Okay, dann gehts. Mal sehen, eventuell schaffe ich mir so ein gerät an. Und die knoten sind wirklich bombenfest?
Wie testet ihr eigentlich eure knoten? Ich habe die letzten tage die erfahrung gemacht das ein und derselbe knoten, mit gleicher anzahl windungen mal besser und mal schlechter hält, sei er auch noch so sauber gebunden. Wenn ich hier zuhause teste geht das recht einfach, aber wie testet ihr euren knoten am wasser (an der rute)? Handschuhe angezogen und ziehen? Oder verlasst ihr euch auf euer können und hofft das gerade dieser frisch gebundene knoten hält?
Hirnke


----------



## Mefospezialist (18. November 2011)

*AW: Knotenproblem*

Also bei nem 25er geflecht brauchst du ja eigentlich keine Schlagschnur mehr. Kommt natürlich drauf an welche Gewichte du da voll durchziehen möchstest aber zum normalen Brandungsangeln würde ich da nicht mehr unbedingt eine vorschalten.
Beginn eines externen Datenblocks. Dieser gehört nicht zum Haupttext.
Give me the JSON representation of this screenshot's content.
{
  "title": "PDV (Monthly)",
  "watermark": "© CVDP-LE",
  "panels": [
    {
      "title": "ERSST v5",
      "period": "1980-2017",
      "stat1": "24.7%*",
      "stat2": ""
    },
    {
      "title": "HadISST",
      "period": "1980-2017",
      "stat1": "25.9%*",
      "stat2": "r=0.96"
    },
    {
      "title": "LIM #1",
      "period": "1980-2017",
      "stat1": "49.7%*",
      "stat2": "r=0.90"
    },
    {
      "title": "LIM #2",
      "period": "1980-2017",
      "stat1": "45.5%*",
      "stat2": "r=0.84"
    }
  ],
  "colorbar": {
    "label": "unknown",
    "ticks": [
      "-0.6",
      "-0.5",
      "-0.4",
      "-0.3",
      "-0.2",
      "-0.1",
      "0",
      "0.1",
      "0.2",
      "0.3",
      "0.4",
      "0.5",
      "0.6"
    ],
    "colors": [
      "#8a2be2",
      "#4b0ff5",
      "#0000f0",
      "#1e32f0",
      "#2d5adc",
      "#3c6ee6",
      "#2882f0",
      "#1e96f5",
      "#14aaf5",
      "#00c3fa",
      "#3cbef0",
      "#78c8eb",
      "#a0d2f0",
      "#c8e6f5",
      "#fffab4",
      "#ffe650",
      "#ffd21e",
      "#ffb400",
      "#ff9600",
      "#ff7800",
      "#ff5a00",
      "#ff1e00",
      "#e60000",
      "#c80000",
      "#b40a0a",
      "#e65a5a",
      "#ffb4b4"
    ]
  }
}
Wenn wir über ein 12er oder 15er geflecht sprechen würden ok aber bei ner 25er? #c

Grüße

David


----------



## angelnrolfman (18. November 2011)

*AW: Knotenproblem*



Mefospezialist schrieb:


> Also bei nem 25er geflecht brauchst du ja eigentlich keine Schlagschnur mehr. Kommt natürlich drauf an welche Gewichte du da voll durchziehen möchstest aber zum normalen Brandungsangeln würde ich da nicht mehr unbedingt eine vorschalten.
> 
> Wenn wir über ein 12er oder 15er geflecht sprechen würden ok aber bei ner 25er? #c
> 
> ...


 
Hi David,

zum Werfen des Gewichts vieleicht nicht gerade. Aber die ersten Meter der Schnur sind doch schon extremen Bedingungen ausgesetzt, die werden mal über die Muschelbank o.ä. gezogen. Die Geflochtene ist da echt empfindlich, wobei die Monofile da etwas robuster ist und schonmal etwas mehr ab kann. |rolleyes
Ist aber meine persönliche Meinung......


----------



## hirnke (18. November 2011)

*AW: Knotenproblem*

Ich will halt möglichst weit raus werfen, da der strand dort recht flach ist. 200 gramm werdens schon werden. Und um richtig bumms dahinter zu bekommen hab ich mir die 0,48 geflochtene als shock leader und als snag leader geholt.


----------



## snit (5. Januar 2012)

*AW: Knotenproblem*

Hallo hab ne Seite gefunden wo alle Knoten die es so gibt sehr gut erklärt werden is aber auf English.
http://videofishingknots.com/
Wird wohl der ein oder andere kennen.


----------



## Micha383 (5. Januar 2012)

*AW: Knotenproblem*



snit schrieb:


> Hallo hab ne Seite gefunden wo alle Knoten die es so gibt sehr gut erklärt werden is aber auf English.
> http://videofishingknots.com/
> Wird wohl der ein oder andere kennen.



Die beste Seite für Knoten die ich kenne :m


----------



## kapeb (5. Januar 2012)

*AW: Knotenproblem*

Kurzer Einwand.
Könnte das Knotenproblem auch einfach nur an evt. spröder Schnur liegen|kopfkrat???? Einfach mal von beiden Schnüren die ersten 3-4meter abschneiden und dann nochmal versuchen :m


----------



## Gunnar 80 (8. Januar 2012)

*AW: Knotenproblem*

Hallo!Wenn Du in Indien und Thailand angeln möchtest,wirst Du vermutlich eher dicke Fische fangen wollen?! Verwende selbst beim Brandungsangeln auf Rochen und Haie eine 0,70er-0,90er Mono-Schlagschnur mit 0,40er Spiderwire auf der Rolle.Mono ist resistenter gegen rauhe Haut und div. Zähne trop. Fische. Meine Favoriten bei den Knoten sind doppelter Grinner und der ,,sebile knot".Letzteren sollte man vor dem Trip ein paar Mal probieren und mit Handschuhen testen.Auf you tube findest Du einige gute Anleitungen für diesen Knoten! 
Gruss Gunnar


----------